Uma das crises dos discípulos ocorreu após a Multiplicação dos Pães e
o Discurso a respeito do Pão da Vida, quando Jesus pronuncia palavras
cuja consequência desfrutamos e a Igreja o fará até a volta do Senhor:
"Eu sou o pão vivo que desceu do céu. Quem come deste pão viverá
eternamente. E o pão que eu darei é a minha carne, entregue pela vida do
mundo" (Jo 6, 50-51). Trata-se do anúncio da Eucaristia! Justamente os
discípulos entraram em pânico, junto com outras pessoas: "Esta palavra é
dura. Quem consegue escutá-la?" (Jo 6, 60).

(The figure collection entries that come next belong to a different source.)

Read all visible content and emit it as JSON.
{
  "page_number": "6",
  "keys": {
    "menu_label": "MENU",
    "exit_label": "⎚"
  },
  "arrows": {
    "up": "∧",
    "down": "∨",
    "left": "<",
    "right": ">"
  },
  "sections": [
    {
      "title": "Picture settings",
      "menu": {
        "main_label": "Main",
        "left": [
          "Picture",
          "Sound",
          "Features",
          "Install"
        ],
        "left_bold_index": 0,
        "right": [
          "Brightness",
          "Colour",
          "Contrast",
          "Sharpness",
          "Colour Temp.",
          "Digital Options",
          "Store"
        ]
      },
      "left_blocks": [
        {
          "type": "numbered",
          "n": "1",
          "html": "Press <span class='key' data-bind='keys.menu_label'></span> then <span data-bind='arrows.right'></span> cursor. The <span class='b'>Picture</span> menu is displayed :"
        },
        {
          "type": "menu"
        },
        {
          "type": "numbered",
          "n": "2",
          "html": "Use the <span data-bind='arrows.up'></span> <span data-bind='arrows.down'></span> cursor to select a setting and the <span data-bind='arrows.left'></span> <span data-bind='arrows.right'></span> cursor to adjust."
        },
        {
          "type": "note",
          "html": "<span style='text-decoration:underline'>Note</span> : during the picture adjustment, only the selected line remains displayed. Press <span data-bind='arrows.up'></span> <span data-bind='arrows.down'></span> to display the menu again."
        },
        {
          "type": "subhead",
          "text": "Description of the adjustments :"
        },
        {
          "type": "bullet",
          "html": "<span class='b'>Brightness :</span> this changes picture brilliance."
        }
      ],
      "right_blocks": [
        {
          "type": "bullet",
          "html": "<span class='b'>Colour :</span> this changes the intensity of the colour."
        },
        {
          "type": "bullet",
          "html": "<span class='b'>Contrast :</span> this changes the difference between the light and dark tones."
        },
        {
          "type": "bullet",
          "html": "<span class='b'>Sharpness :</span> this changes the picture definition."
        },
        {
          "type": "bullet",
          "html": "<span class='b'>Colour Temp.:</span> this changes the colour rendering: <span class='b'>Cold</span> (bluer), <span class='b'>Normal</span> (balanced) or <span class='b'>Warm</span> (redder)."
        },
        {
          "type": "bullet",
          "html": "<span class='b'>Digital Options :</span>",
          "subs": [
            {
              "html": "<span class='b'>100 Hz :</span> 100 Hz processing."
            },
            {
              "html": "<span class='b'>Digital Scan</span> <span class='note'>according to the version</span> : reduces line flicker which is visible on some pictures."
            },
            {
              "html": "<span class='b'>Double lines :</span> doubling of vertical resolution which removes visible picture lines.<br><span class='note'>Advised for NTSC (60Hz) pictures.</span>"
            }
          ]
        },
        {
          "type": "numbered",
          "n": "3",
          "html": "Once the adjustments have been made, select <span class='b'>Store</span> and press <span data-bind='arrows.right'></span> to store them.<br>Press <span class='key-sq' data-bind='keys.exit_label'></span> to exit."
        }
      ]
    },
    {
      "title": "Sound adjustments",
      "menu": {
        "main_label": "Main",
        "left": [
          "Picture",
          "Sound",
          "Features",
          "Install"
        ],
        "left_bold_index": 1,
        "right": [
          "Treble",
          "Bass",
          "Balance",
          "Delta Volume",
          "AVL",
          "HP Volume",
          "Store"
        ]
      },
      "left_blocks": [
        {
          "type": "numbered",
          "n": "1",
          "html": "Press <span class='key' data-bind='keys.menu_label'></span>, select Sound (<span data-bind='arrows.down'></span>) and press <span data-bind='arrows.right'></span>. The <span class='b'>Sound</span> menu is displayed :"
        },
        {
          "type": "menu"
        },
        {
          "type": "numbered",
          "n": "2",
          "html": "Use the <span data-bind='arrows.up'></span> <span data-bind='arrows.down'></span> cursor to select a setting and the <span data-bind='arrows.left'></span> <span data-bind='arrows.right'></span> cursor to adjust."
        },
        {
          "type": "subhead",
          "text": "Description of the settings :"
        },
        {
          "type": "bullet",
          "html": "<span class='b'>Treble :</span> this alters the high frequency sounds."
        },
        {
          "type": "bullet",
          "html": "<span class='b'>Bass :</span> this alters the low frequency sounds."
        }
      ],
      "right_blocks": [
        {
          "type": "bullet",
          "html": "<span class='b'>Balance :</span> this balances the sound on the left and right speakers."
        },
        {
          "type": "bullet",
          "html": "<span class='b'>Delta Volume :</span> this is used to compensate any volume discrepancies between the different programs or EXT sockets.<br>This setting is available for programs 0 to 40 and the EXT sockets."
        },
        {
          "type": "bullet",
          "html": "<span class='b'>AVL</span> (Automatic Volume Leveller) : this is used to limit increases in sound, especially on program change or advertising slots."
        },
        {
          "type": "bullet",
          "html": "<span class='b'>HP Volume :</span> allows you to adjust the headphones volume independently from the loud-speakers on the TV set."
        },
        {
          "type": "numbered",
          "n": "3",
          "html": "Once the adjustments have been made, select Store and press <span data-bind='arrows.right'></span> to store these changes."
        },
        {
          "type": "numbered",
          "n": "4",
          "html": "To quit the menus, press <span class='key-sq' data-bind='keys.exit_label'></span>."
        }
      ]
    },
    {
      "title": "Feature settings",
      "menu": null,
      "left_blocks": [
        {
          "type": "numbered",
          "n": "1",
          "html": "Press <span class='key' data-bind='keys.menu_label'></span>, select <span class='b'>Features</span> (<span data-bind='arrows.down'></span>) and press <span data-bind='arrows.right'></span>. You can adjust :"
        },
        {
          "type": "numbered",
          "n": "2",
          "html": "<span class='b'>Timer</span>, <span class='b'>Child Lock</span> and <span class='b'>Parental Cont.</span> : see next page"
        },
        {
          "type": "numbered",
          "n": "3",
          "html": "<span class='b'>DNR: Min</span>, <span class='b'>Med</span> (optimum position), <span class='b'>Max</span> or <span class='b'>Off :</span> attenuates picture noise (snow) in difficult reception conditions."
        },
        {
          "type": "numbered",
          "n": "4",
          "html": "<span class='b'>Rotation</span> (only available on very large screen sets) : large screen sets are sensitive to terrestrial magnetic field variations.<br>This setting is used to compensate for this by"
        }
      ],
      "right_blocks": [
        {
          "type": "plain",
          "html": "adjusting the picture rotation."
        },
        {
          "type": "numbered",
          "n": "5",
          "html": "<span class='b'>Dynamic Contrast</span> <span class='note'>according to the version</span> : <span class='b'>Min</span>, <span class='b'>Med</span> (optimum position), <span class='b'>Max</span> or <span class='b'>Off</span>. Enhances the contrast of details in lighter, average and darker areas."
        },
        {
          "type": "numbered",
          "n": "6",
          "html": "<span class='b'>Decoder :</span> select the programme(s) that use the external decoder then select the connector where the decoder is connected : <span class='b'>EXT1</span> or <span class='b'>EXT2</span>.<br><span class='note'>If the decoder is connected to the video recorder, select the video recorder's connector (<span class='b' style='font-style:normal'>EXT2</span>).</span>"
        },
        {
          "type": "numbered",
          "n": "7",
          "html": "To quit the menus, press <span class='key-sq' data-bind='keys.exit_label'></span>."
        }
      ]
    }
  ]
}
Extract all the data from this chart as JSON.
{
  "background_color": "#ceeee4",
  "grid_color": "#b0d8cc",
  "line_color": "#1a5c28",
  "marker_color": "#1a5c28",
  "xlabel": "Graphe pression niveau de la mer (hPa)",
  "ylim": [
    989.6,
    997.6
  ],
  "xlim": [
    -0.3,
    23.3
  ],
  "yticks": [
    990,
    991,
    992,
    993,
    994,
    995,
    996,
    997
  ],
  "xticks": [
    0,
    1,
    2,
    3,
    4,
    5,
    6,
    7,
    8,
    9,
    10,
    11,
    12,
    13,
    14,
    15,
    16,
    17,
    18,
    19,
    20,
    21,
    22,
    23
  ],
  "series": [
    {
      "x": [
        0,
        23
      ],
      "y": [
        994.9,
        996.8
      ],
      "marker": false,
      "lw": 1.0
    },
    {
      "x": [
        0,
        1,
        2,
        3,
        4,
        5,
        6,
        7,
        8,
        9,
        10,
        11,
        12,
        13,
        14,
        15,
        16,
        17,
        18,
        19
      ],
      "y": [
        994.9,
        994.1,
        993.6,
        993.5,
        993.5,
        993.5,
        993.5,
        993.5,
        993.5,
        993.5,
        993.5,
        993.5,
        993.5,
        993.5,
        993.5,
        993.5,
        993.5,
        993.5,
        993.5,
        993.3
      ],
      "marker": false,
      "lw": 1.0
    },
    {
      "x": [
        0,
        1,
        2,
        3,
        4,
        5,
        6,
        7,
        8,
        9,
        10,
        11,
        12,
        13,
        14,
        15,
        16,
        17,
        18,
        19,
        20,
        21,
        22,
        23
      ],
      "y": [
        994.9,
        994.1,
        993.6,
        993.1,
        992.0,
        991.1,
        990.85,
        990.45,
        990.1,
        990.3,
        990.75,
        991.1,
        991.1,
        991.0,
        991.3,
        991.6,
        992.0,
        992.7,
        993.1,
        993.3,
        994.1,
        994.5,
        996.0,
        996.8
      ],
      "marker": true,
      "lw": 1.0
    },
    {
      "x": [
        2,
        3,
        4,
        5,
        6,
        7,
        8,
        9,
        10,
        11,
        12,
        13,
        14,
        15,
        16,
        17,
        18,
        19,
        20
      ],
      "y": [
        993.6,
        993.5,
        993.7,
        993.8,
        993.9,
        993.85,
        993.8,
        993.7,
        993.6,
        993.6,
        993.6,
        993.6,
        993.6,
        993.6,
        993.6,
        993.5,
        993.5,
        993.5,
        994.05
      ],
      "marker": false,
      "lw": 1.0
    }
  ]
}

Como fez Moisés com o Povo
de Deus no Sinai, ou Josué em Siquém, é hora da decisão: "Jesus disse
aos Doze: 'Vós também quereis ir embora?' Simão Pedro respondeu: 'A quem
iremos, Senhor? Tu tens palavras de vida eterna. Nós cremos firmemente e
reconhecemos que tu és o Santo de Deus'" (Jo 6, 67-69).
Diante das provocações do tempo em que vivemos, é possível alinhavar
algumas atitudes ao mesmo tempo respeitosas e corajosas. Não nos
escandalizemos com a diversidade existente em nosso mundo. Antes, na
pessoa que é diferente ou pensa de modo diverso de nós, identificar os
canais de diálogo fecundo, cooperando, o que quer dizer trabalhando
juntos, pelo bem comum. Não deixar de manifestar nossas próprias
convicções, ainda que soem diferentes, como nos ambientes de trabalho,
tantas vezes eivados de conceitos espúrios ou meias verdades tiradas da
última mensagem recebida em redes sociais, consideradas a última
palavra. Respeitar o diferente, mas dizer com simplicidade e força que a
própria consciência mostra outra visão da vida e do mundo. Ora, para
tanto, buscar a necessária formação, nas várias possibilidades
oferecidas pelas Paróquias ou Pastorais e Movimentos Eclesiais. E é na
vida em Comunidade, especialmente na Paróquia, que se fortalecem as
convicções.
A todos os irmãos e irmãs chegue o convite a dizer com São Pedro,
que, com suas fragilidades parecidas com as nossas, não foi propriamente
um herói da primeira hora, pronunciou palavras tão fortes, que
repetiremos no coração todas as vezes em que ressoar, em nossas missas
"Palavra do Senhor" ou "Palavra da Salvação": "Só tu tens palavras de
Vida Eterna!"
CNBB 21-08-2015.
*Dom Alberto Taveira Corrêa é arcebispo de Belém do Pará.